Corps altéré
Thématique iconographique
Parce qu’il est matière, le corps est intrinsèquement inférieur à l’âme, principe transcendant qui l’anime (voir Âme comme principe de vie). Cette idée s’affirme très fortement avec la relecture des textes d’Aristote au XIIIe siècle et culmine avec l’hylémorphisme de Thomas d’Aquin, pour qui l’âme est si intimement liée à la matérialité de la chair que c’est elle qui donne ses traits au corps. Celui-ci est alors caractérisé par la passivité, qui est une condition nécessaire au bon fonctionnement de l’Homme.
Ainsi, la maladie, le péché, sont capables de modifier l’apparence du corps de manière à ce qu’elle se conforme à la disposition intérieure ; cela concerne plus particulièrement les affections qui touchent la peau, partie la plus visible du corps. Cette modification de la forme du corps est souvent mise en rapport avec la possession démoniaque qui est en quelque sorte le prototype de la maladie. Au XIe siècle, Raban Maur établit des correspondances entre l’hérésie, parmi d’autres péchés, et la lèpre. Pour Thomas de Cantimpré (De natura rerum, 1245), la dégénérescence morale résultant du péché ou de l’hérésie amène la déformation physique, et pour Roger Bacon, le péché modifie l’apparence de l’Homme, car c’est un acte contre-nature. C’est la non-conformité du corps à sa forme originelle qui signifie la dégradation de l’être ; le corps agit dès lors par lui-même et surtout pour lui-même, dans le but de sa propre satisfaction. L’âme cesse d’exercer son contrôle sur le corps.

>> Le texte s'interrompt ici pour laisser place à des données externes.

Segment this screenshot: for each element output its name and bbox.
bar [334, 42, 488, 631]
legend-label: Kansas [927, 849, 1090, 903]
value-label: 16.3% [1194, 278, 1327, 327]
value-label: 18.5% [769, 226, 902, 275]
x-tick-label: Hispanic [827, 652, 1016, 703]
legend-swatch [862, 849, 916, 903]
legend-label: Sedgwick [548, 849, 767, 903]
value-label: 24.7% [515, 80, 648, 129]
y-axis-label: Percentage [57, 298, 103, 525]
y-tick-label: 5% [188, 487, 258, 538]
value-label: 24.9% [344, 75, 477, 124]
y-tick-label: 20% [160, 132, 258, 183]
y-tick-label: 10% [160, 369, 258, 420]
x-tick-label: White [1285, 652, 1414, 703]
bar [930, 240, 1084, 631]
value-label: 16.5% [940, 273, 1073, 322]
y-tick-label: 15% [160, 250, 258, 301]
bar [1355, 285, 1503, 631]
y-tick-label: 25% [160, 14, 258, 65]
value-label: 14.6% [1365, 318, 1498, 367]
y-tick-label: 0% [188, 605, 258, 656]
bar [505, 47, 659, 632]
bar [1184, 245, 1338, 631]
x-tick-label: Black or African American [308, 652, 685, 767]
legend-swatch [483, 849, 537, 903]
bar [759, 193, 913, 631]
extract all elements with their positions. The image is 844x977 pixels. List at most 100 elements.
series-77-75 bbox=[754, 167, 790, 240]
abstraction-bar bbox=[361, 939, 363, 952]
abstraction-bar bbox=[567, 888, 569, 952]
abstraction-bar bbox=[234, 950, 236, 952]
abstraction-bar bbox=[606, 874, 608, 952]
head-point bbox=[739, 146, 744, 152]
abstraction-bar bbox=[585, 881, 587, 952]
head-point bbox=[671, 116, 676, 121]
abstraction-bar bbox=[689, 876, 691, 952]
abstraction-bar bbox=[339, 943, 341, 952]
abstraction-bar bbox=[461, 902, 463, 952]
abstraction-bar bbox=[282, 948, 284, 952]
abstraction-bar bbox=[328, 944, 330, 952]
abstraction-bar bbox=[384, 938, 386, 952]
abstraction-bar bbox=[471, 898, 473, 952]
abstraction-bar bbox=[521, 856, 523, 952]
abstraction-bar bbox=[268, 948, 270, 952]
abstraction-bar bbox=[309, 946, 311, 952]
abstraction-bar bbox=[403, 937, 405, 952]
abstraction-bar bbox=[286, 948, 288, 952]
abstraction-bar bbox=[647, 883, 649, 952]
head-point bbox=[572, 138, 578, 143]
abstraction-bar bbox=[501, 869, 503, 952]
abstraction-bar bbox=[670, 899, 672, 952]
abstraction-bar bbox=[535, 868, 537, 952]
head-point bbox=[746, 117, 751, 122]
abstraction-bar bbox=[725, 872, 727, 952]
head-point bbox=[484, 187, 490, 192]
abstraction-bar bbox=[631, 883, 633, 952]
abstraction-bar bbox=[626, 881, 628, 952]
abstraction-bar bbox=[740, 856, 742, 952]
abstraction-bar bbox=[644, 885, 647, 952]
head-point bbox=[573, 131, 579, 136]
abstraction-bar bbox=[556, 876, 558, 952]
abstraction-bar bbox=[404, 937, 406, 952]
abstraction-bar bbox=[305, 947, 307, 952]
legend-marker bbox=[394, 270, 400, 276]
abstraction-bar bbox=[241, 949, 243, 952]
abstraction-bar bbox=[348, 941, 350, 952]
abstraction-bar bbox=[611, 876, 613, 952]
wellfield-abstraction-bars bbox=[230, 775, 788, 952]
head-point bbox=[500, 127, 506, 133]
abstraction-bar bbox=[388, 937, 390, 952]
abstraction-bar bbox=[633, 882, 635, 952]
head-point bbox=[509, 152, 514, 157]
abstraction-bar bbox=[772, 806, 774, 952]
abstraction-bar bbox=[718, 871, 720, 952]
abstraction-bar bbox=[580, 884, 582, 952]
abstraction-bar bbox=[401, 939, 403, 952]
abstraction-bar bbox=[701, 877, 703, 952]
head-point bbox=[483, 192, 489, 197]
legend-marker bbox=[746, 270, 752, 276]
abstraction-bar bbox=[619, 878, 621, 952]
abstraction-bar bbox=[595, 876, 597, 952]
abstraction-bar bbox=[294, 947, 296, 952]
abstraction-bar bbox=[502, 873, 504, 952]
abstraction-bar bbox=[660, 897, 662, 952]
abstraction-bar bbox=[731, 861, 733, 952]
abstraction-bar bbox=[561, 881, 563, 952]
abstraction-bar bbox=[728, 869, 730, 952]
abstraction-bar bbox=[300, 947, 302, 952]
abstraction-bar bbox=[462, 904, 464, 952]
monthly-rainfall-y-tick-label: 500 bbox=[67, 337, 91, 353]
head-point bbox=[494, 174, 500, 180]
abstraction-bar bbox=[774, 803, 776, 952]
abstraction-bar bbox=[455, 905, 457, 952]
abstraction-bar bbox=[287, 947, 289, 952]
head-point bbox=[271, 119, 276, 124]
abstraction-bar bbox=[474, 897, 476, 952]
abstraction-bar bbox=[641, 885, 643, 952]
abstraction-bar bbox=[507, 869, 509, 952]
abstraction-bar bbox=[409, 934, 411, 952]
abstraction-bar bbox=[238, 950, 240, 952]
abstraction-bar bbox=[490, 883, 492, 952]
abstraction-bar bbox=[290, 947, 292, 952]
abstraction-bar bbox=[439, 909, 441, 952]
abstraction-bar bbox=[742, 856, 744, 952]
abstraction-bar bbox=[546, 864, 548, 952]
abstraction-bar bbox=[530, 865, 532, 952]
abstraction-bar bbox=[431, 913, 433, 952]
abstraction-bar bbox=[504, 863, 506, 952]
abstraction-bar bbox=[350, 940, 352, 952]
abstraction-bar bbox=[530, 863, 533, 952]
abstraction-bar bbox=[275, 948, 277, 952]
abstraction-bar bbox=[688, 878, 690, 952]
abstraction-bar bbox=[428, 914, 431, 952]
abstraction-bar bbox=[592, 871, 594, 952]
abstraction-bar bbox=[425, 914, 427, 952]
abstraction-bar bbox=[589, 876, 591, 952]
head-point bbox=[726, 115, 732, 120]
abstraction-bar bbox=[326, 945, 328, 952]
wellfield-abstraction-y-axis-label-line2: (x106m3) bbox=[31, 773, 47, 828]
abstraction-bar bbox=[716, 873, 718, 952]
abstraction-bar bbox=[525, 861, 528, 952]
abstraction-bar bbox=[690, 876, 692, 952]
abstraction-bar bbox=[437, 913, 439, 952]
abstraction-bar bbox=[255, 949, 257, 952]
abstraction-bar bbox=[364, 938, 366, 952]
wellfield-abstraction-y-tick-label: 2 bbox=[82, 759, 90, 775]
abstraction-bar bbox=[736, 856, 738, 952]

Les discours sur la relation entre le péché, la maladie et les différentes altérations du corps sont variables et entretiennent des relations complexes tout au long du Moyen Âge ; toutefois il en résulte une constante qui fait le lien entre la laideur du corps et l’impureté spirituelle. La lèpre est non seulement assimilée à l’hérésie, mais aussi au péché de chair et à une sexualité excessive. Le péché est ici la source du mal physique. La maladie peut aussi être une mise à l’épreuve : c’est le cas pour Job et le pauvre Lazare. Dans ce dernier cas, on pose également la question de la transmission du péché, dont la lèpre est le signe : est-il hérité de ses parents (comme le voudrait la tradition médicale qui fait de la lèpre la conséquence d’un péché de nature sexuelle) ou bien le signe de la transmission du péché originel ? Ce questionnement rejoint les déclinaisons de la maladie dans les récits et les images, qui présentent différentes causes à l’altération des corps : le péché individuel ou la condition universelle de l’Homme après la Chute. C’est la profondeur du mal qui est ainsi mise en lumière, et avec elle, la possibilité ou non de la rédemption.